Кто-то стиснул его ладонь. Рядом на коленях стоял Вартанян. Он втянул голову в плечи и мелко дрожал, сдувая с кончика носа мутные капли.
– Он… Он… подорвал себя… Последним… Всю группу перебили, он был последним… Побоялся попасть в плен… Положил «эфку» на живот…
Вартанян больше не смог говорить, затряс головой и опустил ее на колени.
Нестеров закрыл глаза и мучительно простонал сквозь зубы, словно ему наступили на рану.
Звягин тормошил спящих солдат:
– Подъем! Выезжаем! Бойцы, подъем!
Трое солдат подняли Нестерова на руки. Воблин крикнул ему издалека:
– Нестеров, ты ничего не пиши родителям Шарыгина! Я сам. Я напишу все, как было, слышишь?
– Только про трофейные «афошки» не забудь… – процедил Нестеров.
– Что? Ты что там вякнул, лейтенант? Ты на что намекаешь, Нестеров?

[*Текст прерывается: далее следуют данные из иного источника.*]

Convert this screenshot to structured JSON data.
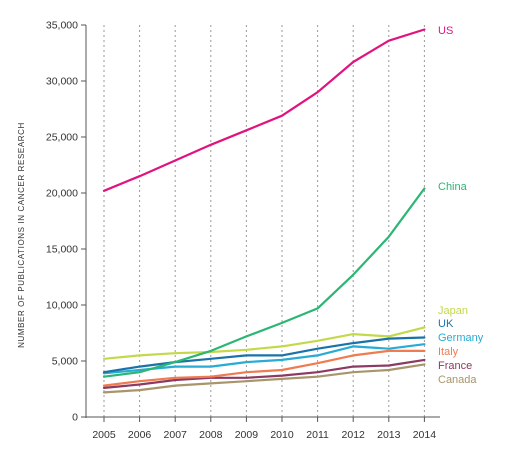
{
  "chart_data": {
    "type": "line",
    "title": "",
    "xlabel": "",
    "ylabel": "NUMBER OF PUBLICATIONS IN CANCER RESEARCH",
    "x": [
      2005,
      2006,
      2007,
      2008,
      2009,
      2010,
      2011,
      2012,
      2013,
      2014
    ],
    "ylim": [
      0,
      35000
    ],
    "yticks": [
      0,
      5000,
      10000,
      15000,
      20000,
      25000,
      30000,
      35000
    ],
    "ytick_labels": [
      "0",
      "5,000",
      "10,000",
      "15,000",
      "20,000",
      "25,000",
      "30,000",
      "35,000"
    ],
    "grid": "vertical dashed",
    "legend": "direct labels at line ends (right)",
    "series": [
      {
        "name": "US",
        "color": "#e0137f",
        "values": [
          20200,
          21500,
          22900,
          24300,
          25600,
          26900,
          29000,
          31700,
          33600,
          34600
        ]
      },
      {
        "name": "China",
        "color": "#2bb673",
        "values": [
          3600,
          4000,
          4900,
          5900,
          7200,
          8400,
          9700,
          12700,
          16100,
          20400
        ]
      },
      {
        "name": "Japan",
        "color": "#c4d94a",
        "values": [
          5200,
          5500,
          5700,
          5800,
          6000,
          6300,
          6800,
          7400,
          7200,
          8000
        ]
      },
      {
        "name": "UK",
        "color": "#1a73a8",
        "values": [
          4000,
          4500,
          4900,
          5200,
          5500,
          5500,
          6100,
          6600,
          7000,
          7100
        ]
      },
      {
        "name": "Germany",
        "color": "#29abd4",
        "values": [
          3900,
          4200,
          4500,
          4500,
          4900,
          5100,
          5500,
          6300,
          6100,
          6500
        ]
      },
      {
        "name": "Italy",
        "color": "#ef7b4f",
        "values": [
          2800,
          3200,
          3500,
          3600,
          4000,
          4200,
          4800,
          5500,
          5900,
          5900
        ]
      },
      {
        "name": "France",
        "color": "#8b3a62",
        "values": [
          2600,
          2900,
          3300,
          3500,
          3500,
          3700,
          4000,
          4500,
          4600,
          5100
        ]
      },
      {
        "name": "Canada",
        "color": "#a8956a",
        "values": [
          2200,
          2400,
          2800,
          3000,
          3200,
          3400,
          3600,
          4000,
          4200,
          4700
        ]
      }
    ]
  }
}
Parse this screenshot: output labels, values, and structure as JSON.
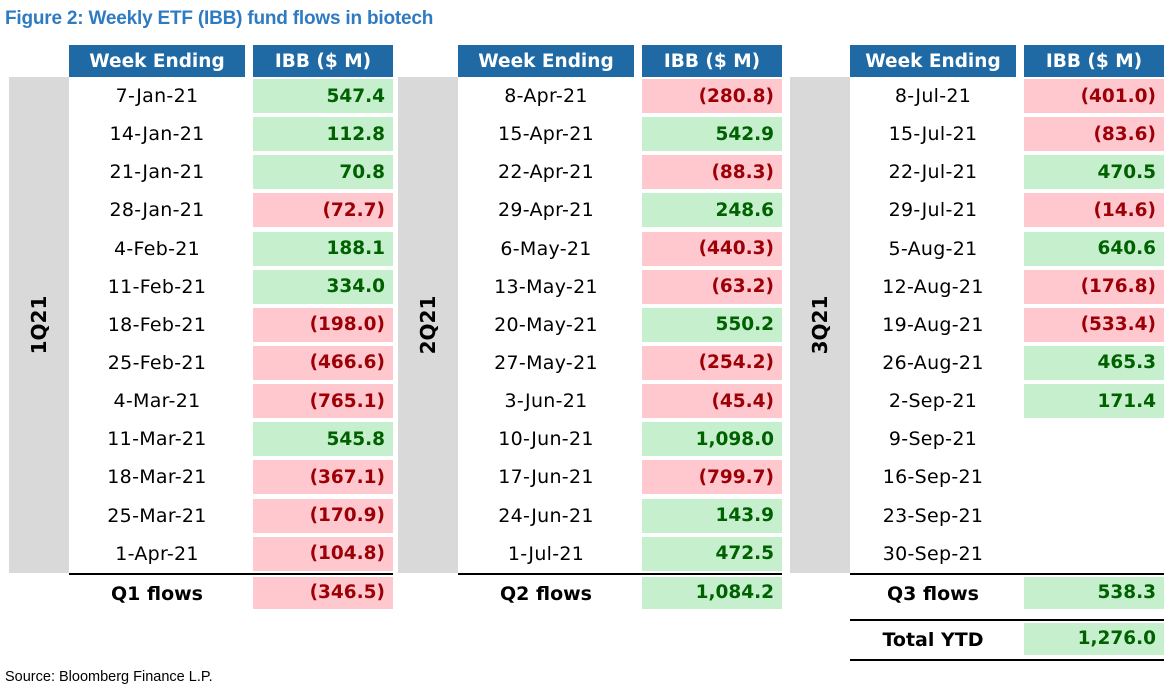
{
  "title": "Figure 2: Weekly ETF (IBB) fund flows in biotech",
  "source": "Source: Bloomberg Finance L.P.",
  "colors": {
    "header_bg": "#1f6aa5",
    "title": "#2f7bc2",
    "positive_bg": "#c6efce",
    "positive_text": "#006100",
    "negative_bg": "#ffc7ce",
    "negative_text": "#9c0006",
    "quarter_bg": "#d9d9d9"
  },
  "tables": [
    {
      "quarter": "1Q21",
      "header_week": "Week Ending",
      "header_ibb": "IBB ($ M)",
      "rows": [
        {
          "date": "7-Jan-21",
          "value": "547.4",
          "sign": "pos"
        },
        {
          "date": "14-Jan-21",
          "value": "112.8",
          "sign": "pos"
        },
        {
          "date": "21-Jan-21",
          "value": "70.8",
          "sign": "pos"
        },
        {
          "date": "28-Jan-21",
          "value": "(72.7)",
          "sign": "neg"
        },
        {
          "date": "4-Feb-21",
          "value": "188.1",
          "sign": "pos"
        },
        {
          "date": "11-Feb-21",
          "value": "334.0",
          "sign": "pos"
        },
        {
          "date": "18-Feb-21",
          "value": "(198.0)",
          "sign": "neg"
        },
        {
          "date": "25-Feb-21",
          "value": "(466.6)",
          "sign": "neg"
        },
        {
          "date": "4-Mar-21",
          "value": "(765.1)",
          "sign": "neg"
        },
        {
          "date": "11-Mar-21",
          "value": "545.8",
          "sign": "pos"
        },
        {
          "date": "18-Mar-21",
          "value": "(367.1)",
          "sign": "neg"
        },
        {
          "date": "25-Mar-21",
          "value": "(170.9)",
          "sign": "neg"
        },
        {
          "date": "1-Apr-21",
          "value": "(104.8)",
          "sign": "neg"
        }
      ],
      "summary": [
        {
          "label": "Q1 flows",
          "value": "(346.5)",
          "sign": "neg"
        }
      ]
    },
    {
      "quarter": "2Q21",
      "header_week": "Week Ending",
      "header_ibb": "IBB ($ M)",
      "rows": [
        {
          "date": "8-Apr-21",
          "value": "(280.8)",
          "sign": "neg"
        },
        {
          "date": "15-Apr-21",
          "value": "542.9",
          "sign": "pos"
        },
        {
          "date": "22-Apr-21",
          "value": "(88.3)",
          "sign": "neg"
        },
        {
          "date": "29-Apr-21",
          "value": "248.6",
          "sign": "pos"
        },
        {
          "date": "6-May-21",
          "value": "(440.3)",
          "sign": "neg"
        },
        {
          "date": "13-May-21",
          "value": "(63.2)",
          "sign": "neg"
        },
        {
          "date": "20-May-21",
          "value": "550.2",
          "sign": "pos"
        },
        {
          "date": "27-May-21",
          "value": "(254.2)",
          "sign": "neg"
        },
        {
          "date": "3-Jun-21",
          "value": "(45.4)",
          "sign": "neg"
        },
        {
          "date": "10-Jun-21",
          "value": "1,098.0",
          "sign": "pos"
        },
        {
          "date": "17-Jun-21",
          "value": "(799.7)",
          "sign": "neg"
        },
        {
          "date": "24-Jun-21",
          "value": "143.9",
          "sign": "pos"
        },
        {
          "date": "1-Jul-21",
          "value": "472.5",
          "sign": "pos"
        }
      ],
      "summary": [
        {
          "label": "Q2 flows",
          "value": "1,084.2",
          "sign": "pos"
        }
      ]
    },
    {
      "quarter": "3Q21",
      "header_week": "Week Ending",
      "header_ibb": "IBB ($ M)",
      "rows": [
        {
          "date": "8-Jul-21",
          "value": "(401.0)",
          "sign": "neg"
        },
        {
          "date": "15-Jul-21",
          "value": "(83.6)",
          "sign": "neg"
        },
        {
          "date": "22-Jul-21",
          "value": "470.5",
          "sign": "pos"
        },
        {
          "date": "29-Jul-21",
          "value": "(14.6)",
          "sign": "neg"
        },
        {
          "date": "5-Aug-21",
          "value": "640.6",
          "sign": "pos"
        },
        {
          "date": "12-Aug-21",
          "value": "(176.8)",
          "sign": "neg"
        },
        {
          "date": "19-Aug-21",
          "value": "(533.4)",
          "sign": "neg"
        },
        {
          "date": "26-Aug-21",
          "value": "465.3",
          "sign": "pos"
        },
        {
          "date": "2-Sep-21",
          "value": "171.4",
          "sign": "pos"
        },
        {
          "date": "9-Sep-21",
          "value": "",
          "sign": "none"
        },
        {
          "date": "16-Sep-21",
          "value": "",
          "sign": "none"
        },
        {
          "date": "23-Sep-21",
          "value": "",
          "sign": "none"
        },
        {
          "date": "30-Sep-21",
          "value": "",
          "sign": "none"
        }
      ],
      "summary": [
        {
          "label": "Q3 flows",
          "value": "538.3",
          "sign": "pos"
        },
        {
          "label": "Total YTD",
          "value": "1,276.0",
          "sign": "pos"
        }
      ]
    }
  ]
}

Внутри бронетранспортера, пока тот со страшной скоростью мчался по дороге, Нестеров задыхался, шарил в темноте рукой, вскрикивал от боли, когда БТР подскакивал на воронках. В сознании его хаотично метались мысли, кричащие фразы сыпались как проливной дождь: «Зачем пацаны погибли? Ради чего? Ради выродка Воблина? Ради вонючих денег?.. Или я виноват в его смерти? Я не остановил, не запретил. Мне хотелось удовлетворения. Вот, мол, пусть сходит, понюхает пороха, выполнит сложную задачу – это не бабу трахнуть… Разве я так думал? Я так думал? Нет же! Неправда! Я так не думал! Я не мог отменить приказ Воблина. Это армия. Это война. Здесь иногда думать и поступать по совести – преступление… Какая несправедливость! Шарыгина и его бойцов больше нет. Их больше нигде нет, и никогда больше не будет. Ужас. Ужас…»
* * *
В приемном отделении госпиталя толпились врачи, только прибывшие из Союза. Их еще не успели переодеть – они были в брюках навыпуск и в рубашках с галстуками. Когда в коридор внесли Нестерова на носилках, медики, толкаясь, расступились в стороны, освобождая проход. Глядя на небритого, бледного человека в грязном, темном от крови свитере, приумолкли. Кто-то поддержал носилки, кто-то распахнул настежь двери перевязочной.
Его опустили на пол. Нестеров попытался приподняться, стыдясь своего вида, но не удержался на руках и рухнул на пол.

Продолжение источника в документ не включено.